Viral-Induced Enhanced Disease Illness

Abstract

Understanding immune responses to viral infections is crucial to progress in the quest for effective infection prevention and control. The host immunity involves various mechanisms to combat viral infections. Under certain circumstances, a viral infection or vaccination may result in a subverted immune system, which may lead to an exacerbated illness. Clinical evidence of enhanced illness by preexisting antibodies from vaccination, infection or maternal passive immunity is available for several viruses and is presumptively proposed for other viruses. Multiple mechanisms have been proposed to explain this phenomenon. It has been confirmed that certain infection- and/or vaccine-induced immunity could exacerbate viral infectivity in Fc receptor- or complement bearing cells- mediated mechanisms. Considering that antibody dependent enhancement (ADE) is a major obstacle in vaccine development, there are continues efforts to understand the underlying mechanisms through identification of the epitopes and antibodies responsible for disease enhancement or protection. This review discusses the recent findings on virally induced ADE, and highlights the potential mechanisms leading to this condition.

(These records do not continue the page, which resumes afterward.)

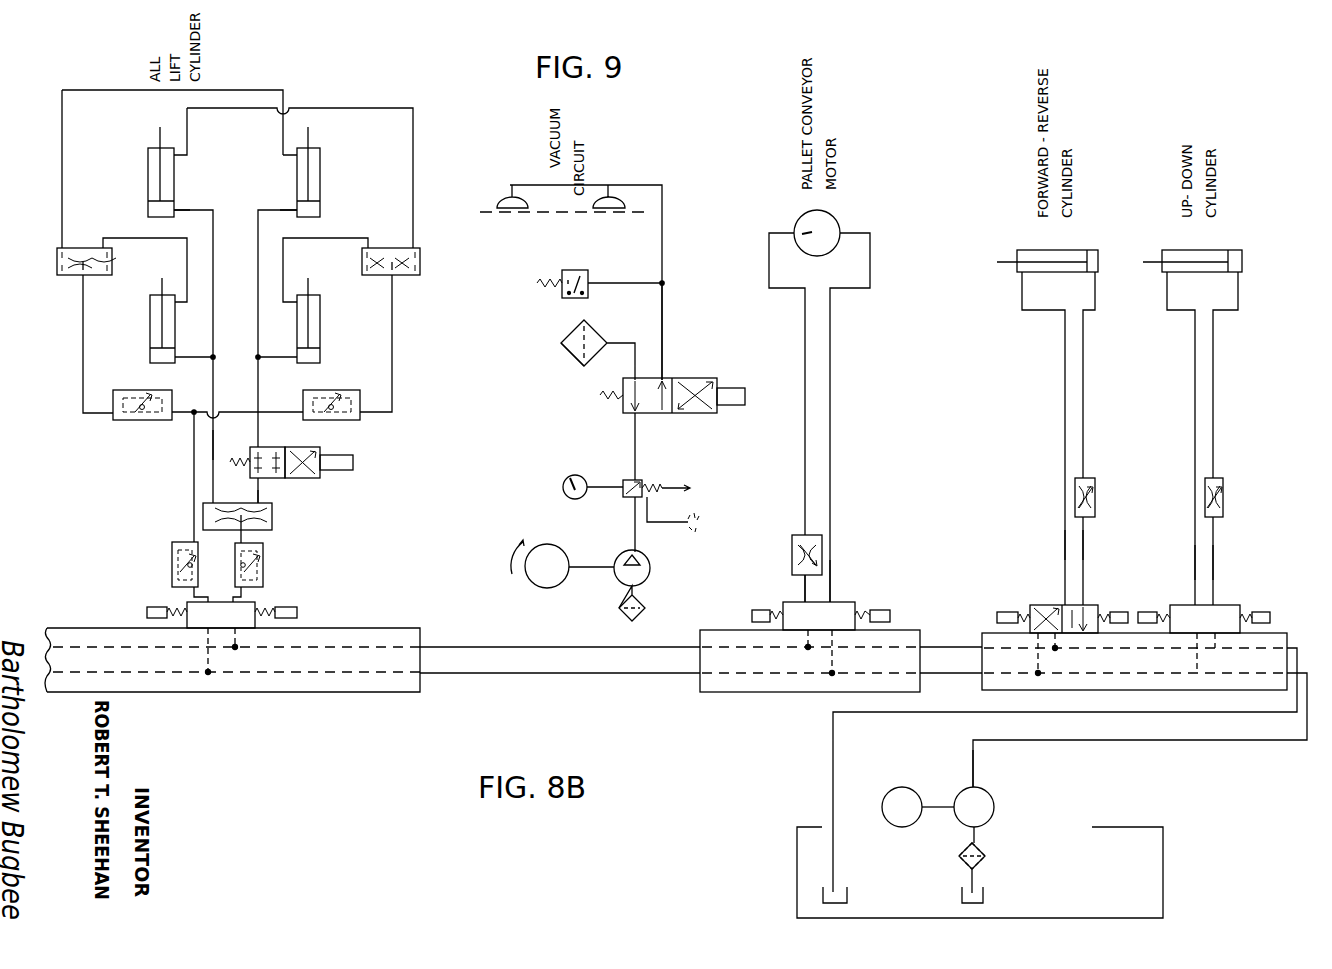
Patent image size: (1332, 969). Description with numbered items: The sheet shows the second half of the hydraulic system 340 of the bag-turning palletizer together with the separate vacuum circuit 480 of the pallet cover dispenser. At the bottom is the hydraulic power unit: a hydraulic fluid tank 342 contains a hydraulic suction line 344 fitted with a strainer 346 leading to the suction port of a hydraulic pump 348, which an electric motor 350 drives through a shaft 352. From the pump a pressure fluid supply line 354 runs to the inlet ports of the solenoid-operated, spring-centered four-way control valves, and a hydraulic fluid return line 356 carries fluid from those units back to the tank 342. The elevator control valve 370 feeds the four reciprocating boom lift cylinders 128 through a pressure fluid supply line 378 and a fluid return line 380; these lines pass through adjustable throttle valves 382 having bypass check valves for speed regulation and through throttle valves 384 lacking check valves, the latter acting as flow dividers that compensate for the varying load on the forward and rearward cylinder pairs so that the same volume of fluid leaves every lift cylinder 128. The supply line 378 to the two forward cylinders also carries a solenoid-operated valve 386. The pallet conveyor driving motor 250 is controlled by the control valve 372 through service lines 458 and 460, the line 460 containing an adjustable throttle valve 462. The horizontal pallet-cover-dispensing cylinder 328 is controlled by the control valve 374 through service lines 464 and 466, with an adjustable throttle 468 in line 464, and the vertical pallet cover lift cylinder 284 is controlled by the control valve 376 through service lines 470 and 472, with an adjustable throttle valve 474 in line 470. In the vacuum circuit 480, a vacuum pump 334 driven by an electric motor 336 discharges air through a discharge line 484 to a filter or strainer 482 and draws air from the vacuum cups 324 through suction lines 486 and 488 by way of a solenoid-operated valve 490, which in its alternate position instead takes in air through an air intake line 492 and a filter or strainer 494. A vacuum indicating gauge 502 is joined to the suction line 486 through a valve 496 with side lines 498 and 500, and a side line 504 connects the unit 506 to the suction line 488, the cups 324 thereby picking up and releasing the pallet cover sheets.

In FIG. 8B, the boom lift cylinder 128 is at (148, 185).
In FIG. 8B, the pressure fluid supply line 378 is at (181, 210).
In FIG. 8B, the fluid return line 380 is at (62, 208).
In FIG. 8B, the adjustable throttle valve 382 is at (132, 430).
In FIG. 8B, the throttle valve 384 is at (64, 275).
In FIG. 8B, the solenoid-operated valve 386 is at (288, 447).
In FIG. 8B, the elevator control valve 370 is at (222, 615).
In FIG. 8B, the hydraulic system 340 is at (68, 626).
In FIG. 8B, the pallet conveyor driving motor 250 is at (832, 218).
In FIG. 8B, the adjustable throttle valve 462 is at (792, 534).
In FIG. 8B, the service line 460 is at (802, 586).
In FIG. 8B, the service line 458 is at (830, 582).
In FIG. 8B, the control valve 372 is at (810, 647).
In FIG. 8B, the pallet-cover-dispensing cylinder 328 is at (1056, 250).
In FIG. 8B, the pallet cover lift cylinder 284 is at (1196, 250).
In FIG. 8B, the adjustable throttle 468 is at (1096, 490).
In FIG. 8B, the adjustable throttle valve 474 is at (1224, 490).
In FIG. 8B, the service line 466 is at (1065, 541).
In FIG. 8B, the service line 464 is at (1083, 541).
In FIG. 8B, the service line 472 is at (1195, 560).
In FIG. 8B, the service line 470 is at (1213, 562).
In FIG. 8B, the control valve 374 is at (1091, 608).
In FIG. 8B, the control valve 376 is at (1204, 619).
In FIG. 8B, the hydraulic fluid return line 356 is at (1313, 633).
In FIG. 8B, the hydraulic pump 348 is at (994, 797).
In FIG. 8B, the electric motor 350 is at (899, 785).
In FIG. 8B, the shaft 352 is at (938, 806).
In FIG. 8B, the pressure fluid supply line 354 is at (974, 756).
In FIG. 8B, the hydraulic suction line 344 is at (976, 833).
In FIG. 8B, the strainer 346 is at (985, 866).
In FIG. 8B, the hydraulic fluid tank 342 is at (797, 843).
In FIG. 9, the vacuum circuit 480 is at (669, 184).
In FIG. 9, the vacuum cup 324 is at (497, 202).
In FIG. 9, the suction line 488 is at (686, 330).
In FIG. 9, the vacuum switch 506 is at (573, 261).
In FIG. 9, the side line 504 is at (608, 283).
In FIG. 9, the air intake line 492 is at (616, 343).
In FIG. 9, the filter or strainer 494 is at (566, 353).
In FIG. 9, the solenoid-operated valve 490 is at (690, 378).
In FIG. 9, the suction line 486 is at (635, 435).
In FIG. 9, the valve 496 is at (646, 478).
In FIG. 9, the side line 498 is at (604, 487).
In FIG. 9, the vacuum indicating gauge 502 is at (563, 485).
In FIG. 9, the side line 500 is at (680, 528).
In FIG. 9, the vacuum pump 334 is at (650, 570).
In FIG. 9, the electric motor 336 is at (530, 584).
In FIG. 9, the discharge line 484 is at (645, 597).
In FIG. 9, the filter or strainer 482 is at (598, 609).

Keywords: Fc receptors; antibody-dependent enhancement; complement; immune response; viral infections.

Figure 1

Mechanisms of ADE of viral infections. (A) Enhancement on FcγR bearing cells: (1) Viruses-antibody complexes are internalized to cells after antibody Fc-region binding to FcγR on the immune cells. (2) Subversion of the immune system response by reducing Th1 cytokines IL2, TNF-α and IFN-γ, increasing Th2 cytokines IL-10, IL-6, PGE-2 and INF-α, and inhibiting STAT pathway leading to decreased levels IRF and subsequent decrease in the antiviral iNOS. (3) Increased viral replication as a result of suppression of the antiviral response. (B) Enhancement on CR-bearing cells: (1) Formation of virus-antibody complexes. (2) This complex will activate the complement pathway by binding to C1q. Following activation, C2a and C4b proteins are recruited to produce C3 convertase, which in turn hydrolyses C3, to produce C3b. (3) C3b binds to the virus and to complement receptor (CR) on CR bearing cells. (4) Cell lysis and enhanced disease pathology.

Figure 2

A general strategy for designing an efficacious vaccine that overcomes ADE requires: 1, Identifying the right epitope that elicits functional protective antibodies: An effective vaccine should be designed using conserved and functional epitopes, which usually exist in the pre-fusion conformation of the surface glycoproteins; 2, Selection of the right adjuvant that can direct the immune system toward a balanced Th1/Th2 response; and 3, A carful and accurate assessment of the efficacy and safety of the vaccine at different doses in pre-clinical and clinical trials.